Other panels spoke about the Coalition’s impactful college student intern program, education programs in public and private schools around the state through Project Stay Gold led by Danny Papa, healthcare and service providers such as from the Atlantic Health System, abolition in the travel industry, legislation initiative, the SOAP program, and how community leaders can incite abolition everywhere in their networks.
Programs like these are critical to spread awareness to the general population and inform industry leaders about the prevalence of human trafficking, but also ways that we all can combat it.
1. From Kelly Lyngard of Unshattered: “We don’t need to be perfect; we need to focus on progress.” In the fight for slavery-free consumer goods, it is an uphill battle to determine the sourcing throughout supply chains. But the more we advance our impact, the sooner we will be assured that our items have not had slave involvement.
2. From Jim Halfpenny of the Coalition Speaker Bureau: “We need to address ‘demand.’” Indeed if we eliminate or reduce the demand for sexually exploited people or labor trafficked merchandise, we will effectively end trafficking. Guest speakers are available to speak at any event.

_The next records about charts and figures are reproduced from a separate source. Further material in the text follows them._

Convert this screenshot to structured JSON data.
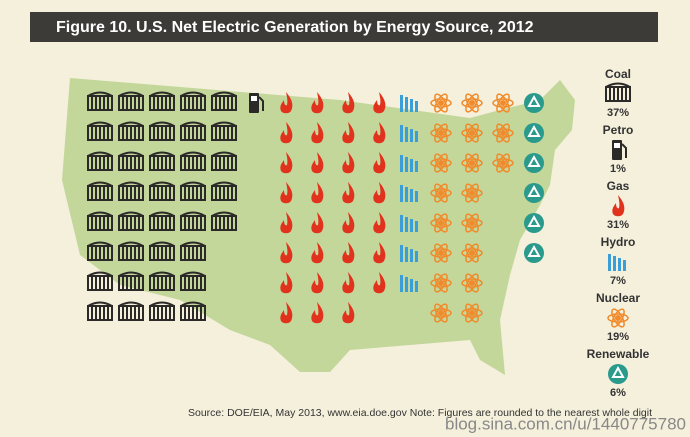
{
  "chart_data": {
    "type": "pictogram",
    "title": "Figure 10. U.S. Net Electric Generation by Energy Source, 2012",
    "categories": [
      "Coal",
      "Petro",
      "Gas",
      "Hydro",
      "Nuclear",
      "Renewable"
    ],
    "values": [
      37,
      1,
      31,
      7,
      19,
      6
    ],
    "value_labels": [
      "37%",
      "1%",
      "31%",
      "7%",
      "19%",
      "6%"
    ],
    "colors": [
      "#2b2a28",
      "#2b2a28",
      "#e0321c",
      "#3a9fd8",
      "#f08a2a",
      "#2a9a8c"
    ],
    "source": "Source: DOE/EIA, May 2013, www.eia.doe.gov  Note: Figures are rounded to the nearest whole digit",
    "watermark": "blog.sina.com.cn/u/1440775780"
  }
}
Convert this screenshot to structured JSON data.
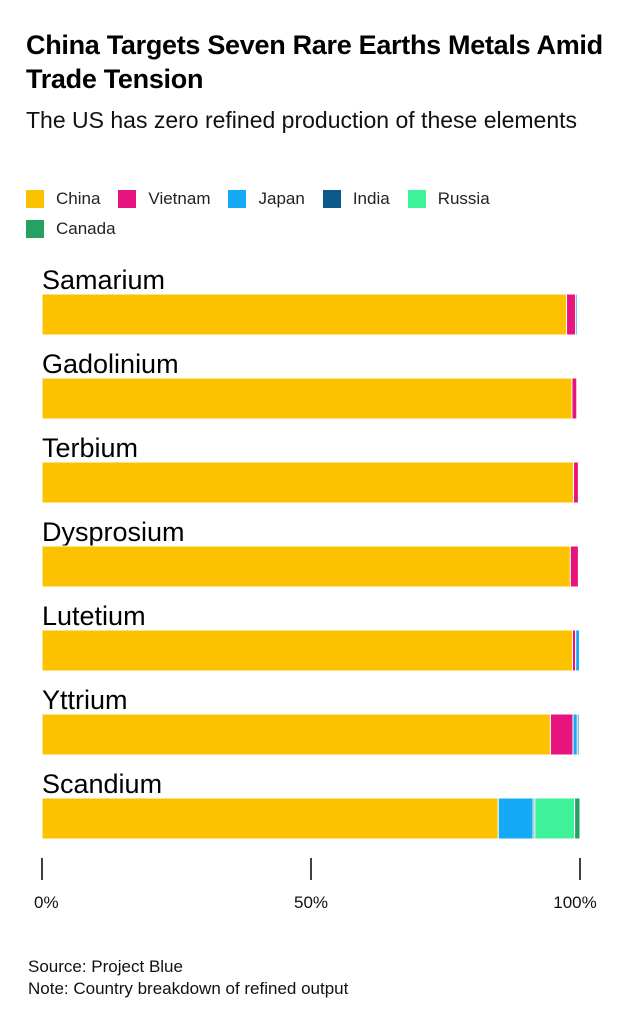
{
  "header": {
    "title": "China Targets Seven Rare Earths Metals Amid Trade Tension",
    "subtitle": "The US has zero refined production of these elements"
  },
  "footer": {
    "source": "Source: Project Blue",
    "note": "Note: Country breakdown of refined output"
  },
  "colors": {
    "China": "#fcc200",
    "Vietnam": "#e8147d",
    "Japan": "#14aaf5",
    "India": "#0b5a8c",
    "Russia": "#3ef29a",
    "Canada": "#27a063"
  },
  "chart_data": {
    "type": "bar",
    "orientation": "horizontal",
    "stacked": true,
    "categories": [
      "Samarium",
      "Gadolinium",
      "Terbium",
      "Dysprosium",
      "Lutetium",
      "Yttrium",
      "Scandium"
    ],
    "series": [
      {
        "name": "China",
        "values": [
          97.5,
          98.5,
          98.8,
          98.2,
          98.6,
          94.5,
          84.8
        ]
      },
      {
        "name": "Vietnam",
        "values": [
          1.7,
          0.9,
          0.9,
          1.5,
          0.6,
          4.2,
          0
        ]
      },
      {
        "name": "Japan",
        "values": [
          0.3,
          0,
          0,
          0,
          0.7,
          0.8,
          6.5
        ]
      },
      {
        "name": "India",
        "values": [
          0,
          0,
          0,
          0,
          0,
          0.3,
          0.3
        ]
      },
      {
        "name": "Russia",
        "values": [
          0,
          0,
          0,
          0,
          0,
          0,
          7.4
        ]
      },
      {
        "name": "Canada",
        "values": [
          0,
          0,
          0,
          0,
          0,
          0,
          1.0
        ]
      }
    ],
    "xlim": [
      0,
      100
    ],
    "xticks": [
      "0%",
      "50%",
      "100%"
    ],
    "legend_position": "top",
    "grid": false
  }
}
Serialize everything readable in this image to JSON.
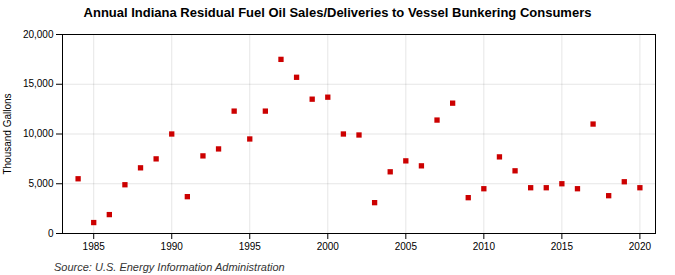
{
  "chart_data": {
    "type": "scatter",
    "title": "Annual Indiana Residual Fuel Oil Sales/Deliveries to Vessel Bunkering Consumers",
    "ylabel": "Thousand Gallons",
    "source": "Source: U.S. Energy Information Administration",
    "x": [
      1984,
      1985,
      1986,
      1987,
      1988,
      1989,
      1990,
      1991,
      1992,
      1993,
      1994,
      1995,
      1996,
      1997,
      1998,
      1999,
      2000,
      2001,
      2002,
      2003,
      2004,
      2005,
      2006,
      2007,
      2008,
      2009,
      2010,
      2011,
      2012,
      2013,
      2014,
      2015,
      2016,
      2017,
      2018,
      2019,
      2020
    ],
    "values": [
      5500,
      1100,
      1900,
      4900,
      6600,
      7500,
      10000,
      3700,
      7800,
      8500,
      12300,
      9500,
      12300,
      17500,
      15700,
      13500,
      13700,
      10000,
      9900,
      3100,
      6200,
      7300,
      6800,
      11400,
      13100,
      3600,
      4500,
      7700,
      6300,
      4600,
      4600,
      5000,
      4500,
      11000,
      3800,
      5200,
      4600
    ],
    "color": "#cc0000",
    "marker": "square",
    "xlim": [
      1983,
      2021
    ],
    "xticks": [
      1985,
      1990,
      1995,
      2000,
      2005,
      2010,
      2015,
      2020
    ],
    "ylim": [
      0,
      20000
    ],
    "yticks": [
      0,
      {
        "value": 5000,
        "label": "5,000"
      },
      {
        "value": 10000,
        "label": "10,000"
      },
      {
        "value": 15000,
        "label": "15,000"
      },
      {
        "value": 20000,
        "label": "20,000"
      }
    ],
    "grid": true
  }
}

3. The NJ Coalition Against Human Trafficking offers a wealth of information on their website. There are upcoming events to attend, ways to become involved, and information about the internship program. Their website is https://www.njhumantrafficking.org.
4. Human trafficking is everyone’s problem. All of us know someone who may be vulnerable. As one of the student college leaders Gianluca said, “Personally I haven’t seen it (human trafficking) firsthand, but I know it’s there.” as well as the ability we have “To question everything…to take risks.”